Федот же был как во сне: не верилось, что сейчас будут убивать – его ли, кого-либо другого. В то, что придется, может быть, убивать самому, не верилось тем более. Около него кипел бой, и он все ещё надеялся, хотя все слабее и слабее, что его обойдут, не тронут. Но вот прямо на него пошел суземый квадратнолицый московит со сверлящим взглядом. Федот суетно оглянулся, отступил на шаг, думая, хорошо бы как-нибудь вдруг исчезнуть, сделаться невидимкой! Страшен был этот суземый! Вот он целится пикой сейчас метнет. Федот отпрыгнул. Стена напирала, кто-то упал, раздирая рот в страшном крике.

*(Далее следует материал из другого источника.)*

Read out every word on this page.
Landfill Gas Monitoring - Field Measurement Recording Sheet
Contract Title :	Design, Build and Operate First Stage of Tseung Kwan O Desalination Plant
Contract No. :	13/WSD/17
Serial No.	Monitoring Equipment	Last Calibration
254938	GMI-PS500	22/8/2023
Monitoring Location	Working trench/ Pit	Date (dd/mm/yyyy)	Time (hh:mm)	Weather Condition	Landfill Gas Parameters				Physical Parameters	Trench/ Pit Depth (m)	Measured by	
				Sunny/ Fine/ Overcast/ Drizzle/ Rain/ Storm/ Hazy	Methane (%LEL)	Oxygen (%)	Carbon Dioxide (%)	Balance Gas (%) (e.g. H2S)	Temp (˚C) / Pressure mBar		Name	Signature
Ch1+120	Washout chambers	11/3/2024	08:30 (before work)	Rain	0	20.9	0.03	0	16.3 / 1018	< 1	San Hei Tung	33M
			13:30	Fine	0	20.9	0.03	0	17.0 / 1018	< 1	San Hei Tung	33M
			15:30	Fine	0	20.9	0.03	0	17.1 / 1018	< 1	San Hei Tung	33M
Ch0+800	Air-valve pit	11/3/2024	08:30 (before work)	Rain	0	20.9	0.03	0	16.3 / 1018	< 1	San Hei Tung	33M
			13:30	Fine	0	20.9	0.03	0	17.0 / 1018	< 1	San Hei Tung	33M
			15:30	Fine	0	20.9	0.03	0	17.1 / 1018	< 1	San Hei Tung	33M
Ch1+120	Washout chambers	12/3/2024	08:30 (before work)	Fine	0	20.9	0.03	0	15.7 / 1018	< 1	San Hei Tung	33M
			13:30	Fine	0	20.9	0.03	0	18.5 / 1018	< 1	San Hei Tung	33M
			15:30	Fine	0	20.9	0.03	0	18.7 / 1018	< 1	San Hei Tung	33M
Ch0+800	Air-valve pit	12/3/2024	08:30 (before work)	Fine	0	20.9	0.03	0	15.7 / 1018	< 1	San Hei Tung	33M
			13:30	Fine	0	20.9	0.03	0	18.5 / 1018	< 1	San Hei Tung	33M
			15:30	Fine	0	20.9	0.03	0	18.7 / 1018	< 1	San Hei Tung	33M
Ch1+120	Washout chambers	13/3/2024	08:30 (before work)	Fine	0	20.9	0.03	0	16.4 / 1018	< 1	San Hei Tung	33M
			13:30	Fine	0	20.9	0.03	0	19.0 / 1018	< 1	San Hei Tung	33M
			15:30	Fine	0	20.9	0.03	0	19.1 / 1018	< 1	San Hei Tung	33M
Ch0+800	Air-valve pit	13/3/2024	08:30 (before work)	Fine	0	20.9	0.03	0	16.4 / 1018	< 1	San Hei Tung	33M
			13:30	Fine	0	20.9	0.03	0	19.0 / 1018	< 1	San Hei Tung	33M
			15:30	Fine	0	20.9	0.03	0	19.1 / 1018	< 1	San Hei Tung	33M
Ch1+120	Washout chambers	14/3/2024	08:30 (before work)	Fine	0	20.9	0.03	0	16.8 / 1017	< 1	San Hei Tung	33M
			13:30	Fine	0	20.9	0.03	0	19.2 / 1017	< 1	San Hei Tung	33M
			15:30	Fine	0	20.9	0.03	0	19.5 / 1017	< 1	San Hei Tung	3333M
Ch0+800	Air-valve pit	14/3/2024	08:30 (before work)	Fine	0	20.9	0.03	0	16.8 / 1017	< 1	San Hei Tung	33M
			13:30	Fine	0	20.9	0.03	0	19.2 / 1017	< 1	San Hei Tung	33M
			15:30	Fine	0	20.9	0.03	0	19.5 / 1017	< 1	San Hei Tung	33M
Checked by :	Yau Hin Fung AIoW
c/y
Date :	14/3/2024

А копье суземого вновь нацелилось в Федота. Ближе, ближе... Все, подумалось ему, конец. Вдруг откуда-то сбоку прыгнул к московиту Карп и по его копью ударил своим копьем. Тем и спас друга. Но сам вдруг охнул и подломился – его кольнули сбоку... Глаза быстро стекленели, затягиваясь мутноватой пленкой, скрадывающей напрасную надежду на жизнь... Федот крикнул: "Брат, не умирай!" – и кинулся было к Карпу, но копье суземого неотступно преследовало его. Московит, видно, решил, что перед ним трус, и уже усмехался, предвкушая победу. Каким-то чудом Федот увернулся от удара врага и, изловчась, кончиком пики успел кольнуть упорного преследователя. Суземый вдруг зашатался, покачался на ногах, уставя теперь в Федота не копье, а ненавидящий взгляд. И вот в глазах его появилось что-то человечье – отчаяние, тут же сменившееся сожалением. О чем он сожалел? О том ли, что мало пожил на белом свете? О том ли, что вряд ли теперь свидится с женой или детьми, коль он семьянин? Внезапная тошнота подступила к горлу Федота. "Господи, я убил человека... Помилуй меня, грешного, Господи..."

Люто, отчаянно дрались рязанцы. Но не помогли ни мужество и отвага, ни сознание того, что за спиной Переяславль, ни, конечно, арканы, на которые напрасно уповал Софоний Алтыкулачевич. Не устояли перед натиском прекрасно обученного, хорошо вооруженного московского войска. Следом за воинами Софония, дрогнувшими первыми, побежали с поля боя иные воины других полков.

Князь Олег, видя в глазах бегущих безумие и страх, бил попавших ему под руку беглецов плеткой, взывал опомниться, остановиться. Толпа бегущих нарастала, и когда московитам удалось в результате длительного ожесточенного натиска прорваться к шатру Олега и подрубить стяг, итог боя был предрешен. Уже не толпа, уже лавина неостановимо хлынула с поля боя. Взрывая снег, кованые копыта коней и лапти пешцев лишь мелькали в снежной пыли.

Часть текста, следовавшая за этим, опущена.